GPG Keys as Environment Variables

#1

So, as it turns out I needed to decrypt a few files I’ve uploaded into my GitHub project using gpg (a popular encryption protocol & utility).

It turns out, though, that inserting a multi-variable string into an environment variable, and then trying to echo it into a file during the build process does not play well with gpg - I kept getting:

gpg: no valid OpenPGP data found.
gpg: Total number processed: 0

When trying to gpg --import file with my file (which is just an echo of the environment variable containing the gpg key).

Turns out, it was a newline chraracter (\n) thing. What solved it for me was (on Mac):

  1. First echo out the original key with $ instead of \n (meaning, wherever there’s a newline character, give me $). This can be done with cat -e PRIVATE_GPG_KEY.asc.
  2. Copy the output into a text editor, and replace all occurences of $ with \n.
  3. Insert that whole thing into an environment variable in CircleCI. I’ve called mine GPG_KEY.
  4. When you want to call it, first do echo -e $GPG_KEY > PRIVATE_GPG_KEY.asc.
  5. And then you can import it as usual: gpg --import PRIVATE_GPG_KEY.asc, and decrypt your files with gpg --decrypt ENCRYTED_FILE > DECRYPTED FILE.

Hope this helps someone!

2 Likes
#2

Good work. I was pondering the other day whether base64 encoding/decoding would work for the same purpose - I wonder if control characters would be converted into something screen-printable, without newlines.

#3

Actually tried doing it the base64 way, and gpg complained. A lot.

#4

thanks! would never figured this out. you can use a one liner on mac:

gpg -a --export-secret-keys <fingerprint> | cat -e | sed 's/\$/\\n/g' | pbcopy

(pbcopy copies the stdin to the clipboard)
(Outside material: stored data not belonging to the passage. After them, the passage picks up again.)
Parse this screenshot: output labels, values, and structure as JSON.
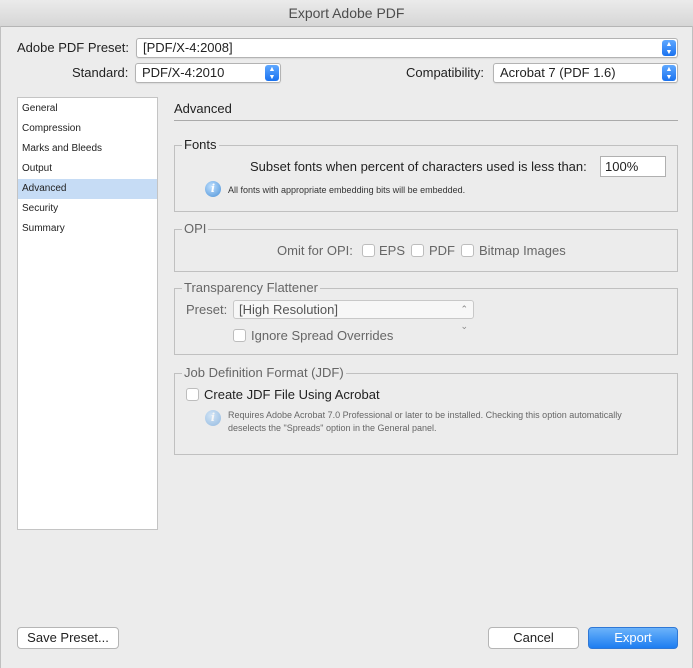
{
  "window": {
    "title": "Export Adobe PDF"
  },
  "header": {
    "preset_label": "Adobe PDF Preset:",
    "preset_value": "[PDF/X-4:2008]",
    "standard_label": "Standard:",
    "standard_value": "PDF/X-4:2010",
    "compat_label": "Compatibility:",
    "compat_value": "Acrobat 7 (PDF 1.6)"
  },
  "sidebar": {
    "items": [
      {
        "label": "General"
      },
      {
        "label": "Compression"
      },
      {
        "label": "Marks and Bleeds"
      },
      {
        "label": "Output"
      },
      {
        "label": "Advanced"
      },
      {
        "label": "Security"
      },
      {
        "label": "Summary"
      }
    ],
    "selected": "Advanced"
  },
  "main": {
    "title": "Advanced",
    "fonts": {
      "title": "Fonts",
      "subset_label": "Subset fonts when percent of characters used is less than:",
      "subset_value": "100%",
      "info": "All fonts with appropriate embedding bits will be embedded."
    },
    "opi": {
      "title": "OPI",
      "omit_label": "Omit for OPI:",
      "eps": "EPS",
      "pdf": "PDF",
      "bitmap": "Bitmap Images"
    },
    "transparency": {
      "title": "Transparency Flattener",
      "preset_label": "Preset:",
      "preset_value": "[High Resolution]",
      "ignore_label": "Ignore Spread Overrides"
    },
    "jdf": {
      "title": "Job Definition Format (JDF)",
      "create_label": "Create JDF File Using Acrobat",
      "info_line1": "Requires Adobe Acrobat 7.0 Professional or later to be installed. Checking this option automatically",
      "info_line2": "deselects the \"Spreads\" option in the General panel."
    }
  },
  "footer": {
    "save_preset": "Save Preset...",
    "cancel": "Cancel",
    "export": "Export"
  }
}
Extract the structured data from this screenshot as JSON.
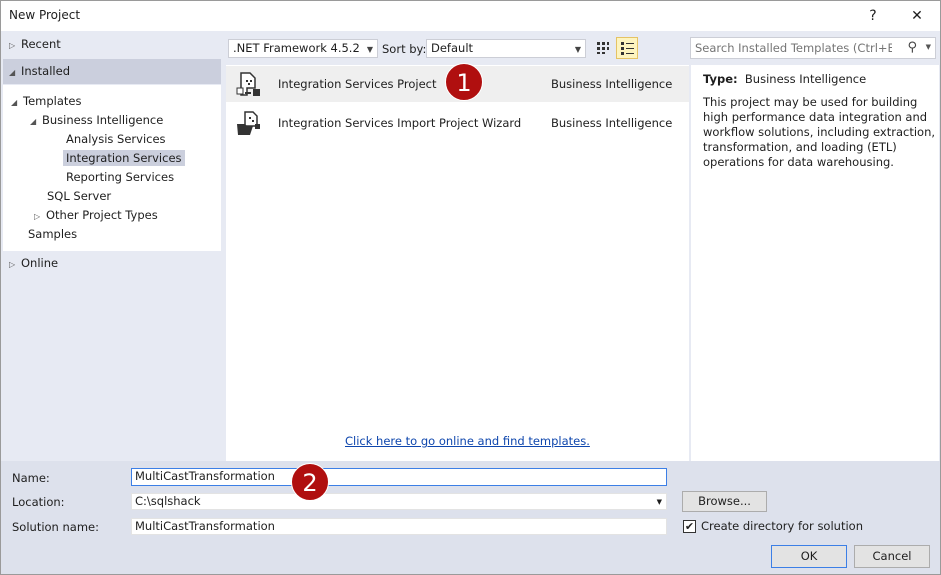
{
  "window": {
    "title": "New Project",
    "help": "?",
    "close": "✕"
  },
  "left": {
    "recent": "Recent",
    "installed": "Installed",
    "templates": "Templates",
    "bi": "Business Intelligence",
    "analysis": "Analysis Services",
    "integration": "Integration Services",
    "reporting": "Reporting Services",
    "sql": "SQL Server",
    "other": "Other Project Types",
    "samples": "Samples",
    "online": "Online"
  },
  "toolbar": {
    "framework": ".NET Framework 4.5.2",
    "sort_label": "Sort by:",
    "sort_value": "Default",
    "search_placeholder": "Search Installed Templates (Ctrl+E)"
  },
  "templates": [
    {
      "name": "Integration Services Project",
      "category": "Business Intelligence"
    },
    {
      "name": "Integration Services Import Project Wizard",
      "category": "Business Intelligence"
    }
  ],
  "online_link": "Click here to go online and find templates.",
  "details": {
    "type_label": "Type:",
    "type_value": "Business Intelligence",
    "description": "This project may be used for building high performance data integration and workflow solutions, including extraction, transformation, and loading (ETL) operations for data warehousing."
  },
  "form": {
    "name_label": "Name:",
    "name_value": "MultiCastTransformation",
    "location_label": "Location:",
    "location_value": "C:\\sqlshack",
    "solution_label": "Solution name:",
    "solution_value": "MultiCastTransformation",
    "browse": "Browse...",
    "create_dir": "Create directory for solution",
    "ok": "OK",
    "cancel": "Cancel"
  },
  "callouts": [
    "1",
    "2"
  ]
}
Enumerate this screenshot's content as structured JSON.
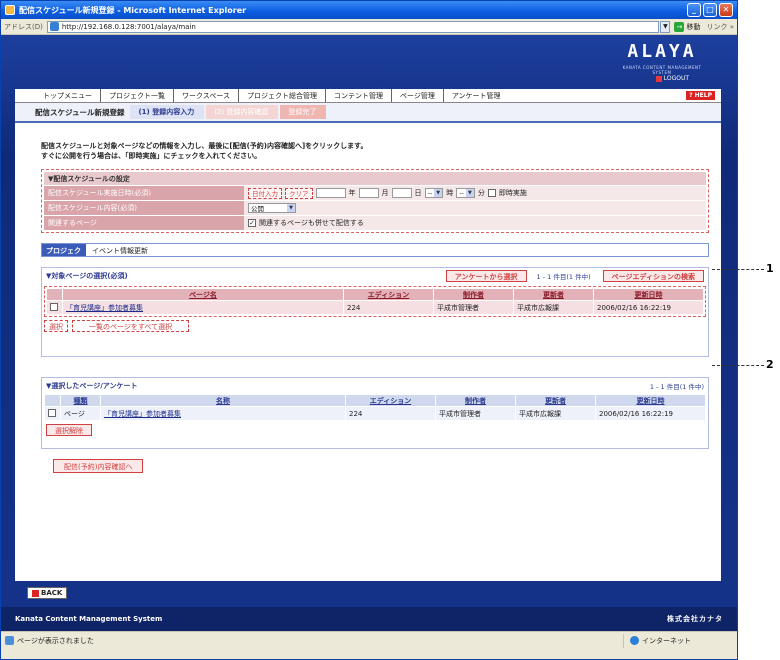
{
  "window": {
    "title": "配信スケジュール新規登録 - Microsoft Internet Explorer",
    "address_label": "アドレス(D)",
    "url": "http://192.168.0.128:7001/alaya/main",
    "go_label": "移動",
    "links_label": "リンク"
  },
  "brand": {
    "logo": "ALAYA",
    "tagline": "KANATA CONTENT MANAGEMENT SYSTEM",
    "logout": "LOGOUT"
  },
  "nav": {
    "tabs": [
      "トップメニュー",
      "プロジェクト一覧",
      "ワークスペース",
      "プロジェクト総合管理",
      "コンテント管理",
      "ページ管理",
      "アンケート管理"
    ],
    "help": "HELP"
  },
  "steps": {
    "current": "配信スケジュール新規登録",
    "items": [
      "(1) 登録内容入力",
      "(2) 登録内容確認",
      "登録完了"
    ]
  },
  "instructions": {
    "line1": "配信スケジュールと対象ページなどの情報を入力し、最後に[配信(予約)内容確認へ]をクリックします。",
    "line2": "すぐに公開を行う場合は、「即時実施」にチェックを入れてください。"
  },
  "schedule": {
    "header": "▼配信スケジュールの設定",
    "date_label": "配信スケジュール実施日時(必須)",
    "date_input_btn": "日付入力",
    "clear_btn": "クリア",
    "year": "年",
    "month": "月",
    "day": "日",
    "hour_sel": "--",
    "hour": "時",
    "min_sel": "--",
    "minute": "分",
    "immediate": "即時実施",
    "content_label": "配信スケジュール内容(必須)",
    "content_value": "公開",
    "related_label": "関連するページ",
    "related_value": "関連するページも併せて配信する"
  },
  "project": {
    "label": "プロジェクト",
    "value": "イベント情報更新"
  },
  "target": {
    "header": "▼対象ページの選択(必須)",
    "survey_btn": "アンケートから選択",
    "count": "1 - 1 件目(1 件中)",
    "search_btn": "ページエディションの検索",
    "columns": [
      "",
      "ページ名",
      "エディション",
      "制作者",
      "更新者",
      "更新日時"
    ],
    "rows": [
      {
        "page": "「育児講座」参加者募集",
        "edition": "224",
        "creator": "平成市管理者",
        "updater": "平成市広報課",
        "updated": "2006/02/16 16:22:19"
      }
    ],
    "select_btn": "選択",
    "select_all_btn": "一覧のページをすべて選択"
  },
  "selected": {
    "header": "▼選択したページ/アンケート",
    "count": "1 - 1 件目(1 件中)",
    "columns": [
      "",
      "種類",
      "名称",
      "エディション",
      "制作者",
      "更新者",
      "更新日時"
    ],
    "rows": [
      {
        "type": "ページ",
        "name": "「育児講座」参加者募集",
        "edition": "224",
        "creator": "平成市管理者",
        "updater": "平成市広報課",
        "updated": "2006/02/16 16:22:19"
      }
    ],
    "deselect_btn": "選択解除"
  },
  "confirm_btn": "配信(予約)内容確認へ",
  "back_btn": "BACK",
  "footer": {
    "left": "Kanata Content Management System",
    "right": "株式会社カナタ"
  },
  "status": {
    "text": "ページが表示されました",
    "zone": "インターネット"
  },
  "callouts": [
    "1",
    "2"
  ]
}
and add it as env var and use it:

- run:
    name: import GPG key
    command: echo -e "$GPG_KEY" | gpg --import

btw, if you use a passphrase on your private key, the decryption can be done like this:

- run:
    name: decrypt secrets
    command: gpg --no-tty --batch --passphrase "$GPG_PASSPHRASE" --pinentry-mode loopback --output secrets.env --decrypt secrets.env.gpg
1 Like
closed #5

This topic was automatically closed 10 days after the last reply. New replies are no longer allowed.